RFK Jr. Slams FDA as Industry ‘Sock Puppet’ in Private Speech

Health Secretary Robert F. Kennedy Jr. didn’t pull any punches during a recent private address to Food and Drug Administration (FDA) staff. In a speech obtained by NBC News, Kennedy sharply criticized the agency’s past decisions, going so far as to label the FDA a “sock puppet” for the industries it’s supposed to regulate. This strong condemnation came during Kennedy’s first joint appearance with the new FDA commissioner, Dr. Marty Makary, an event intended to welcome both men and outline the agency’s future priorities.

Among those priorities are investigating the causes of autism and reforming the FDA’s “GRAS” pathway, which allows food companies to introduce ingredients without prior agency approval. Kennedy directly linked the FDA’s alleged closeness to the food industry to its perceived failures in addressing food contamination, asserting that the agency had become unduly influenced by the very industries it was tasked with overseeing. He emphasized that this wasn’t a unique concern, referencing past criticisms of the FDA’s industry ties, including those voiced by Senator Bernie Sanders.
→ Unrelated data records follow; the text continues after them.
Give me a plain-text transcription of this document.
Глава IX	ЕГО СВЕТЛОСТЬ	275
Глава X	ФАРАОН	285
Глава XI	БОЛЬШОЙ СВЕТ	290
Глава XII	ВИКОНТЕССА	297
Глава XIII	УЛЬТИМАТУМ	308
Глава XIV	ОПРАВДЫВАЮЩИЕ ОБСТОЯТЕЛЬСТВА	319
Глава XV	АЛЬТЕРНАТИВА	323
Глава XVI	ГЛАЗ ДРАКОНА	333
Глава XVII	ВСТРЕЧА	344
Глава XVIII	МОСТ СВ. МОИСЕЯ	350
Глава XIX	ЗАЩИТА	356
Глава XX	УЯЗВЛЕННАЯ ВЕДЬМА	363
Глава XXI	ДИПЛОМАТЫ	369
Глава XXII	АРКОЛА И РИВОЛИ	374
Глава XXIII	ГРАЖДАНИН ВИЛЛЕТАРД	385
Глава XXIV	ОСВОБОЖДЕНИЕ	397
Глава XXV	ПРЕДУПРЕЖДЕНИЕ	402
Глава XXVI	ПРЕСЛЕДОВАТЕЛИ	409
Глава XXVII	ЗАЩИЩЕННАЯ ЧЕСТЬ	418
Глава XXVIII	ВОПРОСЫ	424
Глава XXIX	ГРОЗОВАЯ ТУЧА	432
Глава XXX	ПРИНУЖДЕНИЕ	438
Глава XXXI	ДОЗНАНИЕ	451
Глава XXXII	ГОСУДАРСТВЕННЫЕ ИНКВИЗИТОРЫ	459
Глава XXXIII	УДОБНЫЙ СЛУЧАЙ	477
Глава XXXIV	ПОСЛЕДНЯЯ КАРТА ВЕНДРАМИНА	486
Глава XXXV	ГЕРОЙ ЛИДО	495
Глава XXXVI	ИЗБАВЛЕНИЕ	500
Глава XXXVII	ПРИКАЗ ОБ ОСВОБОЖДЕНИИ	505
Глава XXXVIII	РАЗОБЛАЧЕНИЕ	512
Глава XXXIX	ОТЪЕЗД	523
Kennedy’s critique extends beyond the food industry, however. He has a history of alleging that federal health agencies are overly influenced by the industries they regulate, particularly vaccine manufacturers. His past statements, including a 2015 interview with the Children’s Health Defense (a group he founded), have accused the Centers for Disease Control and Prevention of being a “subsidiary of the pharmaceutical industry.” This longstanding perspective underpins his current concerns about the FDA.

Adding fuel to the fire, Kennedy’s pre-election message on X (formerly Twitter) urged FDA employees involved in what he considered a corrupt system to “preserve your records” and “pack your bags.” His speech to FDA staff further reinforced these sentiments, referencing a “deep state” and institutional pressures that he claimed influence agency decisions. This statement reportedly caused at least one person to leave the room.

The speech’s timing is also notable, occurring less than two weeks after the administration announced layoffs affecting approximately 3,500 FDA employees and thousands more across other health agencies, including several top vaccine regulators. While Kennedy didn’t directly address these layoffs in his speech, he did encourage FDA staff to act as whistleblowers, urging them to report instances of managerial misconduct or the approval of questionable products. He concluded by stating his commitment to supporting and empowering whistleblowers within the administration.

The FDA has referred all media inquiries to the Department of Health and Human Services, but a spokesperson for the department has yet to respond to requests for comment. This incident adds another layer of complexity to the ongoing debate surrounding the FDA’s regulatory practices and its relationship with the industries it’s designed to oversee.